Опасения, которые я испытал, когда Нина Яковлевна достала последний ржавый ключик, подтвердились. Все, что я прочитал в библиотеке Гоголя, заколдовало меня, а расколдоваться я уже не смог. Волшебство действительно было не совсем исправно. Таким и должно быть волшебство.
Роман-катастрофа
Истории из моей нелепой жизни многим, да, наверное, всем, могут сослужить добрую службу: научить, как не надо. Проследить путь полного просёра, его короткие фазы и широкие шаги – вот задача данного романа-катастрофы, который в стилистическом отношении представляет лирический экстремизм. С точки зрения же методологии текст может быть рассмотрен как своего рода философская криминалистика, где представлены улики, доказывающие вину.
Последний звонок
Детство кончилось внезапно. Ведь оно не навсегда. Я этого не знал. Мне сказала это мама. Она мне сказала солнечным майским утром:
– Сегодня у тебя последний звонок. Ну, вот и все. Детство кончилось.
Мне не понравилось, как это звучит: последний звонок. Я не знал, что мне теперь делать. И пошел в школу. Там были девочки в белых передниках, вокруг бегали первоклассники, я смотрел на них нехорошо, с завистью. У них детство было впереди, а у меня – позади. Если верить маме. Потом мы с моим другом Кисой пошли за здание школы. Там была стройка, на стройке мы выпили вина.
Так началась юность.
Стемнело.
Когда я очнулся, я пил вино с друзьями.

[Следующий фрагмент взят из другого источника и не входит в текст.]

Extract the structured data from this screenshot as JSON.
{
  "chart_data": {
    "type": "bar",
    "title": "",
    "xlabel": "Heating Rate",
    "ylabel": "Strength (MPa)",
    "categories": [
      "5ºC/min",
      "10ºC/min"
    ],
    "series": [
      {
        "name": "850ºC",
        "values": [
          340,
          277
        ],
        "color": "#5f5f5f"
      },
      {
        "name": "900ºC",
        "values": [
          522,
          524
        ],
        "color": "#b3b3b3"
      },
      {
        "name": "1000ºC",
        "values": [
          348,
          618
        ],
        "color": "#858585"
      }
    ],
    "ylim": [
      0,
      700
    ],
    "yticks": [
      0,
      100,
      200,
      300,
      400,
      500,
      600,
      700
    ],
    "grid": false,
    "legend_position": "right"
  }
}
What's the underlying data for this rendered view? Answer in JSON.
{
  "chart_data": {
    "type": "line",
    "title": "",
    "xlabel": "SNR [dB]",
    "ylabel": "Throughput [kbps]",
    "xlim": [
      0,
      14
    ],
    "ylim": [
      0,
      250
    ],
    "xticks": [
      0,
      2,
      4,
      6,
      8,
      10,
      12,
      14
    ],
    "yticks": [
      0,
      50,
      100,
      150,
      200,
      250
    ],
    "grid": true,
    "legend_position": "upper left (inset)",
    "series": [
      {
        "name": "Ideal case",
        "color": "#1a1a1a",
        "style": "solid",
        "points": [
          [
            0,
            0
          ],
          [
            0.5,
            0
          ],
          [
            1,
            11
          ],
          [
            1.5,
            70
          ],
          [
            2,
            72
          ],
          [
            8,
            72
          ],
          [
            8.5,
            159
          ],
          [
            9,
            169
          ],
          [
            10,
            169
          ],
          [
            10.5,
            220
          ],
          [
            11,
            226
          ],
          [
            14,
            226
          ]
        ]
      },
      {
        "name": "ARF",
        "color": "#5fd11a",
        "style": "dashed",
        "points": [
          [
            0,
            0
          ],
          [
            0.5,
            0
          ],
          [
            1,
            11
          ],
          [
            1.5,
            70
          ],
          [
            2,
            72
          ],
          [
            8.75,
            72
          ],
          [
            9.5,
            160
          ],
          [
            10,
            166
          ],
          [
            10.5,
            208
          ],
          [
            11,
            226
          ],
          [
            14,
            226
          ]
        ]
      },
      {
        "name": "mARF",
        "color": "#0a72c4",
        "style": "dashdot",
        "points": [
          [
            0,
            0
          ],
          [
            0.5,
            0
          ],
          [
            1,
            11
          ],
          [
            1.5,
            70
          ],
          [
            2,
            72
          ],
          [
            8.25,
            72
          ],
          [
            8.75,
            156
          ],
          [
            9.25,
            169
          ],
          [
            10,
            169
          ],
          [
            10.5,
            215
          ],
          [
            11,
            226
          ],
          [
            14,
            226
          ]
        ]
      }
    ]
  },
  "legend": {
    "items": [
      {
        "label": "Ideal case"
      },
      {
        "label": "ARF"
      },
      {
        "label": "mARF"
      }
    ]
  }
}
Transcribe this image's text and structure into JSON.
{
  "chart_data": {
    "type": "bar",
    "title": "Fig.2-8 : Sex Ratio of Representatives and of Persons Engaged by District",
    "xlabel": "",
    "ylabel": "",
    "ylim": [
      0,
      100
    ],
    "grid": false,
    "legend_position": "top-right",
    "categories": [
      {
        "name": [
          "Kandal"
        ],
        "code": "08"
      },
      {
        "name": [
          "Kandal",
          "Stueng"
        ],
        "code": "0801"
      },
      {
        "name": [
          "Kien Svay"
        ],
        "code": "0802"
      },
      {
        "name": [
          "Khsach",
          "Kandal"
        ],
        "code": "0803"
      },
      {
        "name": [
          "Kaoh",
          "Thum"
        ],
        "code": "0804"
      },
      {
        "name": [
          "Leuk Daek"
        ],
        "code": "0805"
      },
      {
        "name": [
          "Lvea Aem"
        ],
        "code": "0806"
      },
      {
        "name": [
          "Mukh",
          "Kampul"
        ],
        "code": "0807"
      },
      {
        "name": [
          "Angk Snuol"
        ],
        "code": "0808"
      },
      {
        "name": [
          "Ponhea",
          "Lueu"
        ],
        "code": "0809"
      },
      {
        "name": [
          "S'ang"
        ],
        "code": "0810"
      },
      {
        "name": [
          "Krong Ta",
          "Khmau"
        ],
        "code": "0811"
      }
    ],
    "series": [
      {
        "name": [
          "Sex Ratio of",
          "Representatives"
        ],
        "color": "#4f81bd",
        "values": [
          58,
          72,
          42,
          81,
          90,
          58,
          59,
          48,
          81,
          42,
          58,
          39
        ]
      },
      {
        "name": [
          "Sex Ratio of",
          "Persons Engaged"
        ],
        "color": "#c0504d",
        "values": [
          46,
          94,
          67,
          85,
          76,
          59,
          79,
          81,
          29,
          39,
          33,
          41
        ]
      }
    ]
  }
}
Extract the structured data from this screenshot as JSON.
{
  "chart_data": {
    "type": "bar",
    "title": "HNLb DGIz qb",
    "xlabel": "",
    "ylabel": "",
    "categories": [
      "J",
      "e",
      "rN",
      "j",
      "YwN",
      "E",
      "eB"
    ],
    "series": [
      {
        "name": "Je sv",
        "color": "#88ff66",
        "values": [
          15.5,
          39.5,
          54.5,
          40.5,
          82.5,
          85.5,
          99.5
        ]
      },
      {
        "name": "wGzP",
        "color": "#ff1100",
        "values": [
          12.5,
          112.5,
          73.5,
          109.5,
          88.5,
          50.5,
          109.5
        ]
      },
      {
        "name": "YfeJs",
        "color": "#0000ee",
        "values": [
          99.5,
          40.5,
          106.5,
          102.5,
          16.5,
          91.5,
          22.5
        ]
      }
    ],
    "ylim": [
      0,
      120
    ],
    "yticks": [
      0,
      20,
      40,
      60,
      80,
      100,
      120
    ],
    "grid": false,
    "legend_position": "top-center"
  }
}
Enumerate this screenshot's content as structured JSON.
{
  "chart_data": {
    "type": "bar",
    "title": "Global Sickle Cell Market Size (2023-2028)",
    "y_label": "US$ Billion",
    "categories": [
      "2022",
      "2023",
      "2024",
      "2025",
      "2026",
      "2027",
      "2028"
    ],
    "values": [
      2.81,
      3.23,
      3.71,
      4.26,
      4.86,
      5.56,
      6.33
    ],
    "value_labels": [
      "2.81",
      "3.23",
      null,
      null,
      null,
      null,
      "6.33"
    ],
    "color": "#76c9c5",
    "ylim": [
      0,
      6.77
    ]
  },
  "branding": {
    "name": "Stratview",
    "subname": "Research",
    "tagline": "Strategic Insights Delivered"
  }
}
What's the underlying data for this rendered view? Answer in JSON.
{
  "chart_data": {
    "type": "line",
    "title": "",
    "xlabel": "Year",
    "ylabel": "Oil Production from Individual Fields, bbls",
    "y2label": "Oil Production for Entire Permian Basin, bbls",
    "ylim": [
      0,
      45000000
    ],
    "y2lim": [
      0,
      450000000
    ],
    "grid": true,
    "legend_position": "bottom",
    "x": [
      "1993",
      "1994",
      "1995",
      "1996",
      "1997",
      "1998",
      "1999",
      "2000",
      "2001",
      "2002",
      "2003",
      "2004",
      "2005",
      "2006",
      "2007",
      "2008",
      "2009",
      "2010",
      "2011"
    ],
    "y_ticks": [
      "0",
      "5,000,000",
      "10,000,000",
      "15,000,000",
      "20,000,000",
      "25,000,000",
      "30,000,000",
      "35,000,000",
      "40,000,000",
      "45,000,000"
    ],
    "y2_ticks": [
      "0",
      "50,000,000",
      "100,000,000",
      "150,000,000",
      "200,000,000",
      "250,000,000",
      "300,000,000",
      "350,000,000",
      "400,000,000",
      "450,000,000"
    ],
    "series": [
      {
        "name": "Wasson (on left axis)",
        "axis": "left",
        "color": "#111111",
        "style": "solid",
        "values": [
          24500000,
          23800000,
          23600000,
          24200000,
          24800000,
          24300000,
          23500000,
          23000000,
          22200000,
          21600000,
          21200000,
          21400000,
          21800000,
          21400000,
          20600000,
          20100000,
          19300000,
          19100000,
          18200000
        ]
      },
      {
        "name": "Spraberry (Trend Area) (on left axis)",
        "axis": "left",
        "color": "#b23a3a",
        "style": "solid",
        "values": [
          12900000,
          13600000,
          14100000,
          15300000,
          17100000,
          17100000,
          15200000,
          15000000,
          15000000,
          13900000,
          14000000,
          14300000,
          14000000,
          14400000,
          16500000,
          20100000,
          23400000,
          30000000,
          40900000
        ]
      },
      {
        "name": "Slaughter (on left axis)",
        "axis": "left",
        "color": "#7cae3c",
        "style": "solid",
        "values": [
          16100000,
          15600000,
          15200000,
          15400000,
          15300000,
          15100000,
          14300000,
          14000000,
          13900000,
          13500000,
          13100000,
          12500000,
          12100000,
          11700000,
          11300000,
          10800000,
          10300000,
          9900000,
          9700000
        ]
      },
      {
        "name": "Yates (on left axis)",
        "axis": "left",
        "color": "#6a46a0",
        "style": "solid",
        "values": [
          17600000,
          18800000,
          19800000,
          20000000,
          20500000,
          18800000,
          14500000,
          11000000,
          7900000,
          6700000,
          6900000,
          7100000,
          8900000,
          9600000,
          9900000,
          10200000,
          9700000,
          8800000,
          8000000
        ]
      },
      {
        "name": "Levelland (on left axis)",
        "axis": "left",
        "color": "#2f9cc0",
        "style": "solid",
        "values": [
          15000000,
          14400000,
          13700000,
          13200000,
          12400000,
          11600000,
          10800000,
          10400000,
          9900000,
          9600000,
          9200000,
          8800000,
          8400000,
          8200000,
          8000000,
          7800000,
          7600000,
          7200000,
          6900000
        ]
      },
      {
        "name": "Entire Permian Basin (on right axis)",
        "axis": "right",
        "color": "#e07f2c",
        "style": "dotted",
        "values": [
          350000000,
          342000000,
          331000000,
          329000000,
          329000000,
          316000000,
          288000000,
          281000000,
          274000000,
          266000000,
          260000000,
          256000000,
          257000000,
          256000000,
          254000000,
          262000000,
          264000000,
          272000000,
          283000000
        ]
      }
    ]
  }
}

Давно, уже несколько лет, по утрам, вечерам и ночам, в «Алкогольном опьянении». Так называлось легендарное заведение, старейшая площадка для коллективной деградации в городе. Если верить преданиям, люди впадали в ничтожество на этом месте последние триста лет. Вместе с тем ничто в этом месте не говорило о славных традициях. Это была рюмочная, не знавшая ни рекламы, ни сервиса, ни репутации. Впрочем, во всем этом она не нуждалась. Потому что находилась на пересечении четырех дорог. Мимо нее не мог пройти тот, кто куда-либо шел. Когда-то по этим четырем дорогам скакали варвары. Иногда они останавливали своих безобразных коней на этом месте, поили их и пили вместе с ними. В те времена рюмочная, скорее всего, носила другое название. Или не носила никакого. Я думаю, варвары, когда говорили о ней, называли ее «Там». Я это место застал под названием «Алкогольное опьянение». В конце прошлого века оно часто сменяло владельцев – их убивали из-за долгов. Это доказывает, что никем из тех, кто владел «Алкогольным опьянением», не владела жажда наживы. Да и нельзя было разбогатеть, управляя местом, где последние триста лет всегда можно было выпить в долг. В этом месте всегда считалось, что долг красен не платежом, а ростом.